1. Field of the Invention
The present invention relates generally to a primer set for amplifying a target nucleic acid sequence, and a nucleic acid amplification method and mutation detection method that use the same.
2. Description of the Related Art
In, for example, genetic diagnoses of diseases and gene expression analysis, it is necessary to detect a target nucleic acid having a specific sequence. For the detection, fluorescence is used widely. Specifically, a known method uses a fluorescent substance whose fluorescence intensity increases with an increase in target nucleic acid sequence.
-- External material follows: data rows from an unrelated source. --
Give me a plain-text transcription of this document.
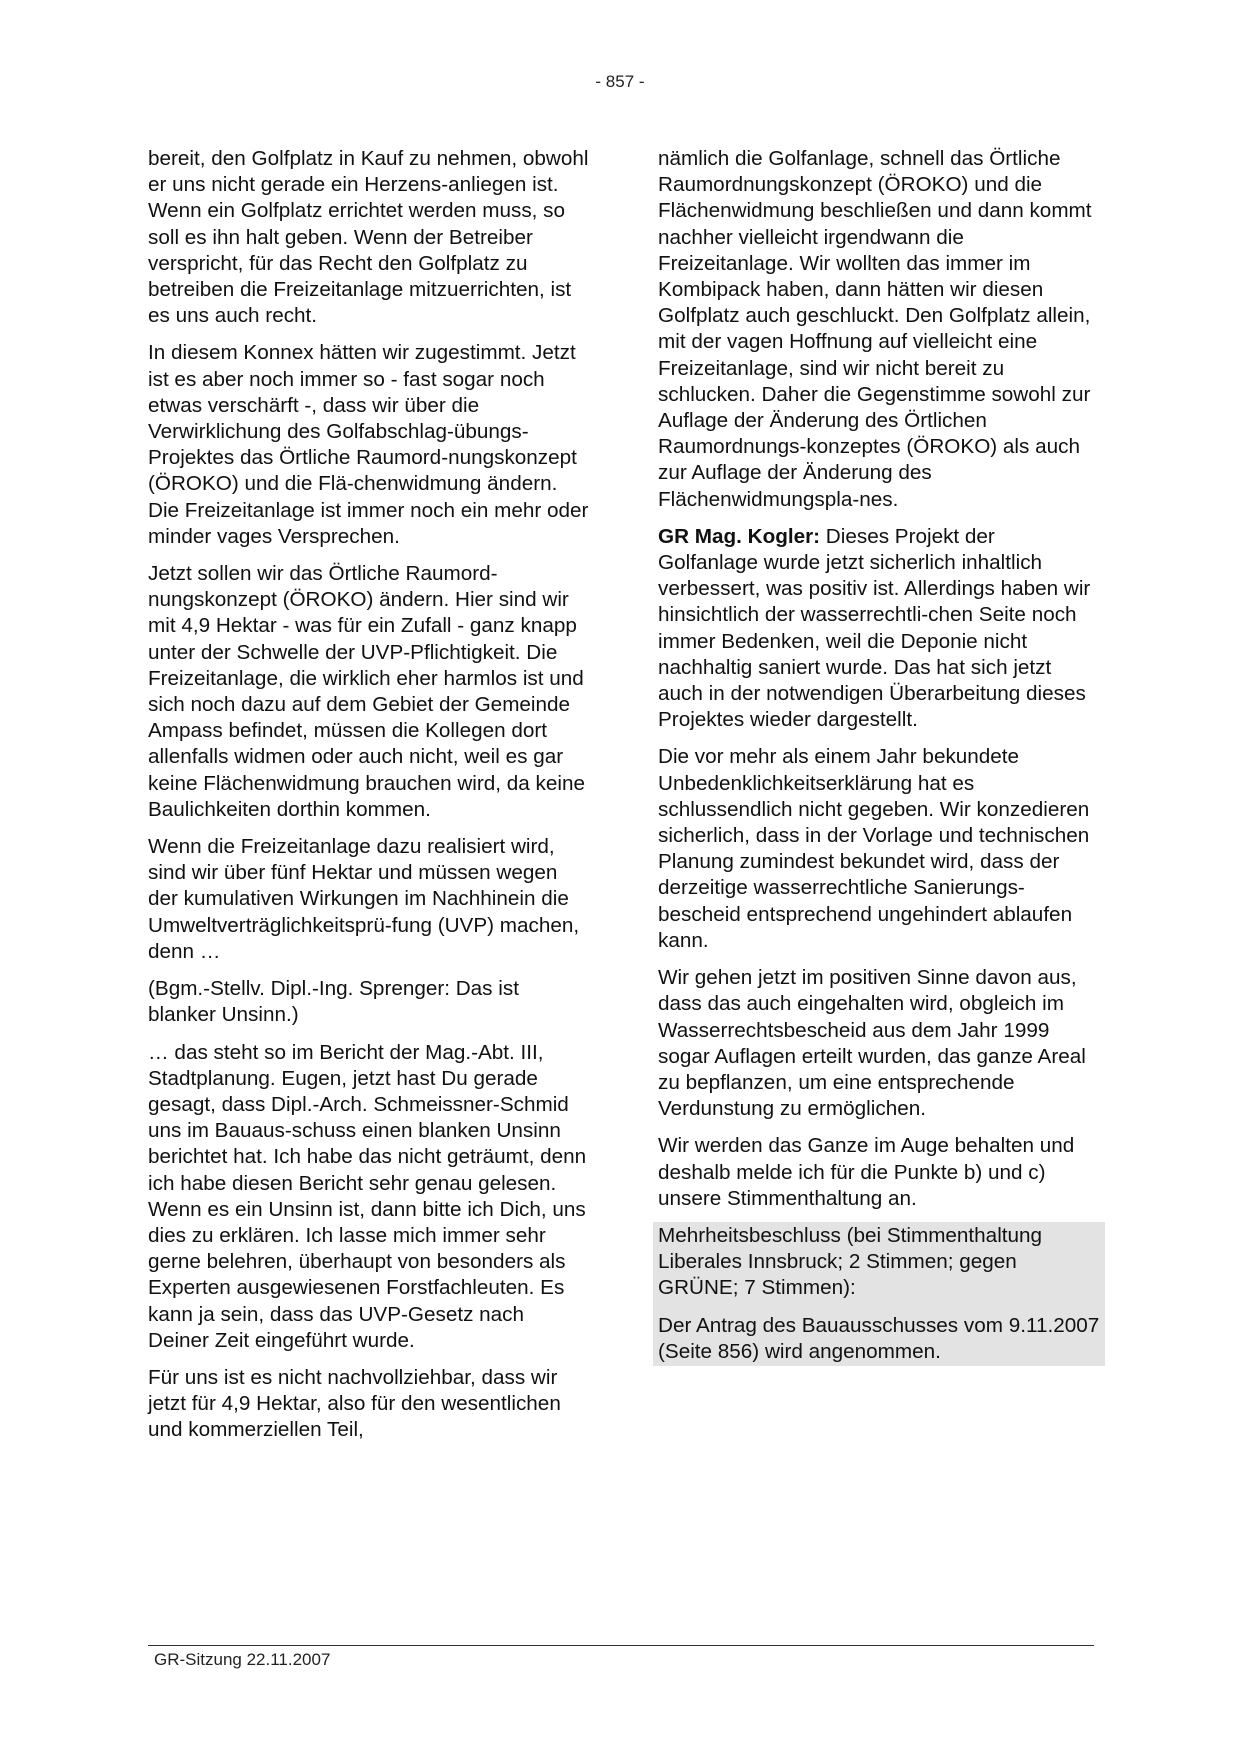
- 857 -

bereit, den Golfplatz in Kauf zu nehmen, obwohl er uns nicht gerade ein Herzens-anliegen ist. Wenn ein Golfplatz errichtet werden muss, so soll es ihn halt geben. Wenn der Betreiber verspricht, für das Recht den Golfplatz zu betreiben die Freizeitanlage mitzuerrichten, ist es uns auch recht.

In diesem Konnex hätten wir zugestimmt. Jetzt ist es aber noch immer so - fast sogar noch etwas verschärft -, dass wir über die Verwirklichung des Golfabschlag-übungs-Projektes das Örtliche Raumord-nungskonzept (ÖROKO) und die Flä-chenwidmung ändern. Die Freizeitanlage ist immer noch ein mehr oder minder vages Versprechen.

Jetzt sollen wir das Örtliche Raumord-nungskonzept (ÖROKO) ändern. Hier sind wir mit 4,9 Hektar - was für ein Zufall - ganz knapp unter der Schwelle der UVP-Pflichtigkeit. Die Freizeitanlage, die wirklich eher harmlos ist und sich noch dazu auf dem Gebiet der Gemeinde Ampass befindet, müssen die Kollegen dort allenfalls widmen oder auch nicht, weil es gar keine Flächenwidmung brauchen wird, da keine Baulichkeiten dorthin kommen.

Wenn die Freizeitanlage dazu realisiert wird, sind wir über fünf Hektar und müssen wegen der kumulativen Wirkungen im Nachhinein die Umweltverträglichkeitsprü-fung (UVP) machen, denn …

(Bgm.-Stellv. Dipl.-Ing. Sprenger: Das ist blanker Unsinn.)

… das steht so im Bericht der Mag.-Abt. III, Stadtplanung. Eugen, jetzt hast Du gerade gesagt, dass Dipl.-Arch. Schmeissner-Schmid uns im Bauaus-schuss einen blanken Unsinn berichtet hat. Ich habe das nicht geträumt, denn ich habe diesen Bericht sehr genau gelesen. Wenn es ein Unsinn ist, dann bitte ich Dich, uns dies zu erklären. Ich lasse mich immer sehr gerne belehren, überhaupt von besonders als Experten ausgewiesenen Forstfachleuten. Es kann ja sein, dass das UVP-Gesetz nach Deiner Zeit eingeführt wurde.

Für uns ist es nicht nachvollziehbar, dass wir jetzt für 4,9 Hektar, also für den wesentlichen und kommerziellen Teil,

nämlich die Golfanlage, schnell das Örtliche Raumordnungskonzept (ÖROKO) und die Flächenwidmung beschließen und dann kommt nachher vielleicht irgendwann die Freizeitanlage. Wir wollten das immer im Kombipack haben, dann hätten wir diesen Golfplatz auch geschluckt. Den Golfplatz allein, mit der vagen Hoffnung auf vielleicht eine Freizeitanlage, sind wir nicht bereit zu schlucken. Daher die Gegenstimme sowohl zur Auflage der Änderung des Örtlichen Raumordnungs-konzeptes (ÖROKO) als auch zur Auflage der Änderung des Flächenwidmungspla-nes.

GR Mag. Kogler: Dieses Projekt der Golfanlage wurde jetzt sicherlich inhaltlich verbessert, was positiv ist. Allerdings haben wir hinsichtlich der wasserrechtli-chen Seite noch immer Bedenken, weil die Deponie nicht nachhaltig saniert wurde. Das hat sich jetzt auch in der notwendigen Überarbeitung dieses Projektes wieder dargestellt.

Die vor mehr als einem Jahr bekundete Unbedenklichkeitserklärung hat es schlussendlich nicht gegeben. Wir konzedieren sicherlich, dass in der Vorlage und technischen Planung zumindest bekundet wird, dass der derzeitige wasserrechtliche Sanierungs-bescheid entsprechend ungehindert ablaufen kann.

Wir gehen jetzt im positiven Sinne davon aus, dass das auch eingehalten wird, obgleich im Wasserrechtsbescheid aus dem Jahr 1999 sogar Auflagen erteilt wurden, das ganze Areal zu bepflanzen, um eine entsprechende Verdunstung zu ermöglichen.

Wir werden das Ganze im Auge behalten und deshalb melde ich für die Punkte b) und c) unsere Stimmenthaltung an.

Mehrheitsbeschluss (bei Stimmenthaltung Liberales Innsbruck; 2 Stimmen; gegen GRÜNE; 7 Stimmen):

Der Antrag des Bauausschusses vom 9.11.2007 (Seite 856) wird angenommen.

GR-Sitzung 22.11.2007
A typical example of the fluorescent substance is a substance that intercalates into a double helix structure and emits fluorescence by irradiation with excitation light. When a target nucleic acid sequence is amplified using a primer labeled with such a fluorescent substance, for instance, the primer hybridizes to a target nucleic acid sequence of a template DNA to form a double strand, and thereby the fluorescent substance emits fluorescence. Therefore measurement of the fluorescence intensity of the fluorescent substance of the primer makes it possible to detect, for example, the occurrence or amount of amplification, or the presence or absence of a mutation to be detected in the target nucleic acid sequence.
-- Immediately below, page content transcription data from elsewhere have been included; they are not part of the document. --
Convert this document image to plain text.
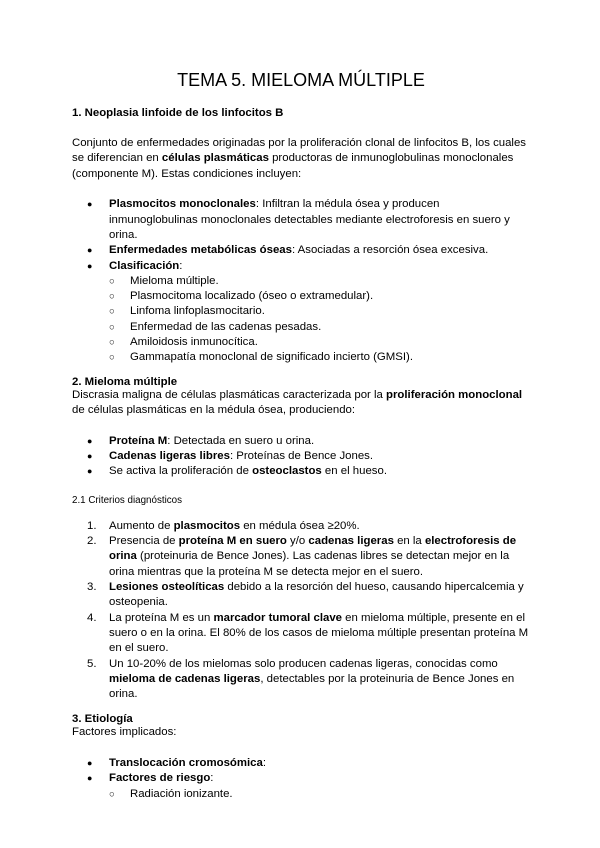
TEMA 5. MIELOMA MÚLTIPLE
1. Neoplasia linfoide de los linfocitos B

Conjunto de enfermedades originadas por la proliferación clonal de linfocitos B, los cuales se diferencian en células plasmáticas productoras de inmunoglobulinas monoclonales (componente M). Estas condiciones incluyen:

● Plasmocitos monoclonales: Infiltran la médula ósea y producen inmunoglobulinas monoclonales detectables mediante electroforesis en suero y orina.
● Enfermedades metabólicas óseas: Asociadas a resorción ósea excesiva.
● Clasificación:
○ Mieloma múltiple.
○ Plasmocitoma localizado (óseo o extramedular).
○ Linfoma linfoplasmocitario.
○ Enfermedad de las cadenas pesadas.
○ Amiloidosis inmunocítica.
○ Gammapatía monoclonal de significado incierto (GMSI).
2. Mieloma múltiple

Discrasia maligna de células plasmáticas caracterizada por la proliferación monoclonal de células plasmáticas en la médula ósea, produciendo:

● Proteína M: Detectada en suero u orina.
● Cadenas ligeras libres: Proteínas de Bence Jones.
● Se activa la proliferación de osteoclastos en el hueso.
2.1 Criterios diagnósticos
1. Aumento de plasmocitos en médula ósea ≥20%.
2. Presencia de proteína M en suero y/o cadenas ligeras en la electroforesis de orina (proteinuria de Bence Jones). Las cadenas libres se detectan mejor en la orina mientras que la proteína M se detecta mejor en el suero.
3. Lesiones osteolíticas debido a la resorción del hueso, causando hipercalcemia y osteopenia.
4. La proteína M es un marcador tumoral clave en mieloma múltiple, presente en el suero o en la orina. El 80% de los casos de mieloma múltiple presentan proteína M en el suero.
5. Un 10-20% de los mielomas solo producen cadenas ligeras, conocidas como mieloma de cadenas ligeras, detectables por la proteinuria de Bence Jones en orina.
3. Etiología

Factores implicados:

● Translocación cromosómica:
● Factores de riesgo:
○ Radiación ionizante.
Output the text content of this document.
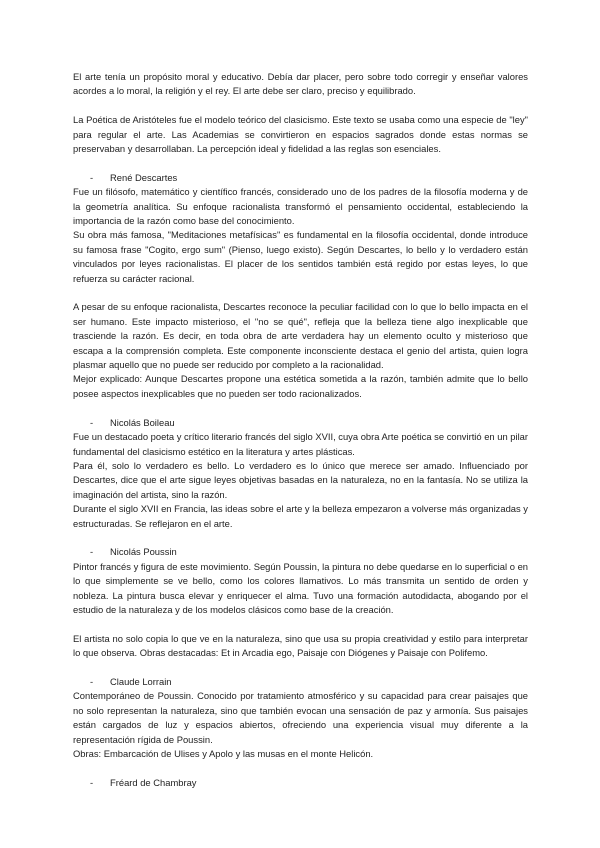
El arte tenía un propósito moral y educativo. Debía dar placer, pero sobre todo corregir y enseñar valores acordes a lo moral, la religión y el rey. El arte debe ser claro, preciso y equilibrado.

La Poética de Aristóteles fue el modelo teórico del clasicismo. Este texto se usaba como una especie de "ley" para regular el arte. Las Academias se convirtieron en espacios sagrados donde estas normas se preservaban y desarrollaban. La percepción ideal y fidelidad a las reglas son esenciales.

-	René Descartes

Fue un filósofo, matemático y científico francés, considerado uno de los padres de la filosofía moderna y de la geometría analítica. Su enfoque racionalista transformó el pensamiento occidental, estableciendo la importancia de la razón como base del conocimiento.

Su obra más famosa, "Meditaciones metafísicas" es fundamental en la filosofía occidental, donde introduce su famosa frase "Cogito, ergo sum" (Pienso, luego existo). Según Descartes, lo bello y lo verdadero están vinculados por leyes racionalistas. El placer de los sentidos también está regido por estas leyes, lo que refuerza su carácter racional.

A pesar de su enfoque racionalista, Descartes reconoce la peculiar facilidad con lo que lo bello impacta en el ser humano. Este impacto misterioso, el "no se qué", refleja que la belleza tiene algo inexplicable que trasciende la razón. Es decir, en toda obra de arte verdadera hay un elemento oculto y misterioso que escapa a la comprensión completa. Este componente inconsciente destaca el genio del artista, quien logra plasmar aquello que no puede ser reducido por completo a la racionalidad.

Mejor explicado: Aunque Descartes propone una estética sometida a la razón, también admite que lo bello posee aspectos inexplicables que no pueden ser todo racionalizados.

-	Nicolás Boileau

Fue un destacado poeta y crítico literario francés del siglo XVII, cuya obra Arte poética se convirtió en un pilar fundamental del clasicismo estético en la literatura y artes plásticas.

Para él, solo lo verdadero es bello. Lo verdadero es lo único que merece ser amado. Influenciado por Descartes, dice que el arte sigue leyes objetivas basadas en la naturaleza, no en la fantasía. No se utiliza la imaginación del artista, sino la razón.

Durante el siglo XVII en Francia, las ideas sobre el arte y la belleza empezaron a volverse más organizadas y estructuradas. Se reflejaron en el arte.

-	Nicolás Poussin

Pintor francés y figura de este movimiento. Según Poussin, la pintura no debe quedarse en lo superficial o en lo que simplemente se ve bello, como los colores llamativos. Lo más transmita un sentido de orden y nobleza. La pintura busca elevar y enriquecer el alma. Tuvo una formación autodidacta, abogando por el estudio de la naturaleza y de los modelos clásicos como base de la creación.

El artista no solo copia lo que ve en la naturaleza, sino que usa su propia creatividad y estilo para interpretar lo que observa. Obras destacadas: Et in Arcadia ego, Paisaje con Diógenes y Paisaje con Polifemo.

-	Claude Lorrain

Contemporáneo de Poussin. Conocido por tratamiento atmosférico y su capacidad para crear paisajes que no solo representan la naturaleza, sino que también evocan una sensación de paz y armonía. Sus paisajes están cargados de luz y espacios abiertos, ofreciendo una experiencia visual muy diferente a la representación rígida de Poussin.

Obras: Embarcación de Ulises y Apolo y las musas en el monte Helicón.

-	Fréard de Chambray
However, there is a possibility that a conventional fluorescent substance may emit fluorescence, even when, for example, no double helix structure has been formed. Furthermore, for the purpose of quenching fluorescence of only a primer or probe labeled with a fluorescent substance, the method using fluorescence resonance energy transfer (FRET) is effective (for example, Tyagi, S., Kramer, F. R. (1996) Nat. Biotechnol. 14, 303-308; Nazarenko, I. A., Bhatnagar, S. K., Hohman, R. J. (1997) Nucleic Acids Res. 25, 2516-2521; Gelmini, S., Orlando, C., Sestini, R., Vona, G., Pinzani, P., Ruocco, L., Pazzagli, M. (1997) Clin. Chem. 43, 752-758; and Whitcombe, D., Theaker, J., Guy, S. P., Brown, T., Little, S. (1999) Nat. Biotechnol. 17, 804-807). However, it has problems in, for example, cost due to the introduction of two types of fluorescent dyes.
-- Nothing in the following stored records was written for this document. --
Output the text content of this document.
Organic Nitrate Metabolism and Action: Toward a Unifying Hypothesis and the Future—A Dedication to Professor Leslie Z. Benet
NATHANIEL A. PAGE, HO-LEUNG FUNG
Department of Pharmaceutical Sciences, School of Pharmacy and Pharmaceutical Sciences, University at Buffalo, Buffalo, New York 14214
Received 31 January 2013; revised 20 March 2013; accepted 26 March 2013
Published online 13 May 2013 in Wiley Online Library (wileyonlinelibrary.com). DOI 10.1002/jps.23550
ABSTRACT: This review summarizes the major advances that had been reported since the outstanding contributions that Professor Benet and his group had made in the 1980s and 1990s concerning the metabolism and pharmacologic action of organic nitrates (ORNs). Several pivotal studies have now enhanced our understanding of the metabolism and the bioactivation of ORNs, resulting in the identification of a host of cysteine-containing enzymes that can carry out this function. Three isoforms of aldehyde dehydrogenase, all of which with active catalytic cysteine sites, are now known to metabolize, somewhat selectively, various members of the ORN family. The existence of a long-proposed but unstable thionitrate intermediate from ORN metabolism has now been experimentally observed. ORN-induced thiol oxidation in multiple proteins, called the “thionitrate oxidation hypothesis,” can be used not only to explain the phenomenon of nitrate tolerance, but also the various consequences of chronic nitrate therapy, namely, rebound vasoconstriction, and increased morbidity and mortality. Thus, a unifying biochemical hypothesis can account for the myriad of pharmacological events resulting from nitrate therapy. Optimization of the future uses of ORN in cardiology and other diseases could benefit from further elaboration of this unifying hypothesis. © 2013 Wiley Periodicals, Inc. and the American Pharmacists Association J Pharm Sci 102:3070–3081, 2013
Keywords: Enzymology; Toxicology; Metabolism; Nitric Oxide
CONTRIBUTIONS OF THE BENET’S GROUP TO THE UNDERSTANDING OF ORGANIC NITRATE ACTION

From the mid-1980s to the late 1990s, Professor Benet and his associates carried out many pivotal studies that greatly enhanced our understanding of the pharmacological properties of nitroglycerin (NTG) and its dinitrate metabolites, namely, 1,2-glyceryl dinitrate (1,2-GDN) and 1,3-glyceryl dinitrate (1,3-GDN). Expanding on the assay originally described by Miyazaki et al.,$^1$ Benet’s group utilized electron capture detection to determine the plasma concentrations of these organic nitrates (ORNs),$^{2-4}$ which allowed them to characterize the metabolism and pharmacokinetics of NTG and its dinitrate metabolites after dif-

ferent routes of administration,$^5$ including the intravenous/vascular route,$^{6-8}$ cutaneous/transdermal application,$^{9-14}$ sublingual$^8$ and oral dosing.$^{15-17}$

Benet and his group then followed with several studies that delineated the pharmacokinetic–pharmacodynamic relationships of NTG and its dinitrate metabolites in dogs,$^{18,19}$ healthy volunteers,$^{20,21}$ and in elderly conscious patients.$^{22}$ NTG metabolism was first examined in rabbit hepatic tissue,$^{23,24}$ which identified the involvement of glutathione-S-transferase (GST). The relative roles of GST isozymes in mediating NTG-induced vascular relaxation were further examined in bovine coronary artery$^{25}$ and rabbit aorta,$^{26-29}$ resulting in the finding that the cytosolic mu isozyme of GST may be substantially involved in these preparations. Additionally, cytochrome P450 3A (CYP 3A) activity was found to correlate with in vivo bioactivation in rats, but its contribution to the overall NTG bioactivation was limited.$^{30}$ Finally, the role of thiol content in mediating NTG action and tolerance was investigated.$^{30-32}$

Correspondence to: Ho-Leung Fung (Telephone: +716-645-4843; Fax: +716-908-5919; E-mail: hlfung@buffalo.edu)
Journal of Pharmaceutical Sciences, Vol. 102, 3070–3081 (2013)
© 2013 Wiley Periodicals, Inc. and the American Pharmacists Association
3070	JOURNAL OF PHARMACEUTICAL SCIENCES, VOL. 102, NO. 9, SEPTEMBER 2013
Thiazole orange, which is one type of cyanine dye, is known as a fluorescent dye whose fluorescence intensity increases through an interaction with DNA or RNA. There are examples in which a fluorescent probe was intended to be produced with thiazole orange being bonded to DNA by a covalent bond. However, it also emits strong fluorescence through an interaction with a single-stranded DNA containing a purine base (Biopolymers 1998, 46, 39-51). Accordingly, the increase in fluorescence intensity obtained when a double helix is formed is small, and therefore it cannot be considered as being successful (Analytica Chimica Acta 2002, 470, 57-70, and Chemistry—A European Journal 2006, 12, 2270-2281).
Furthermore, recently, the present inventors have reported an innovative method that allows a gene mutation to be detected easily and quickly by merely amplifying nucleic acid of a target nucleic acid sequence under an isothermal condition (Mitani Y., Lezhava A., Kawai Y., Kikuchi T., Oguchi-Katayama A., Kogo Y., Itoh M., Miyagi T. et al. 2007. “Rapid SNP diagnostics using asymmetric isothermal amplification and a new mismatch-suppression technology.” Nat. Methods 4(3): 257-262; JP 3897926 B; and JP 3942627 B). Similarly in this method, a fluorescent substance as described above is used, and there are demands for a fluorescent substance that allows more effective detection.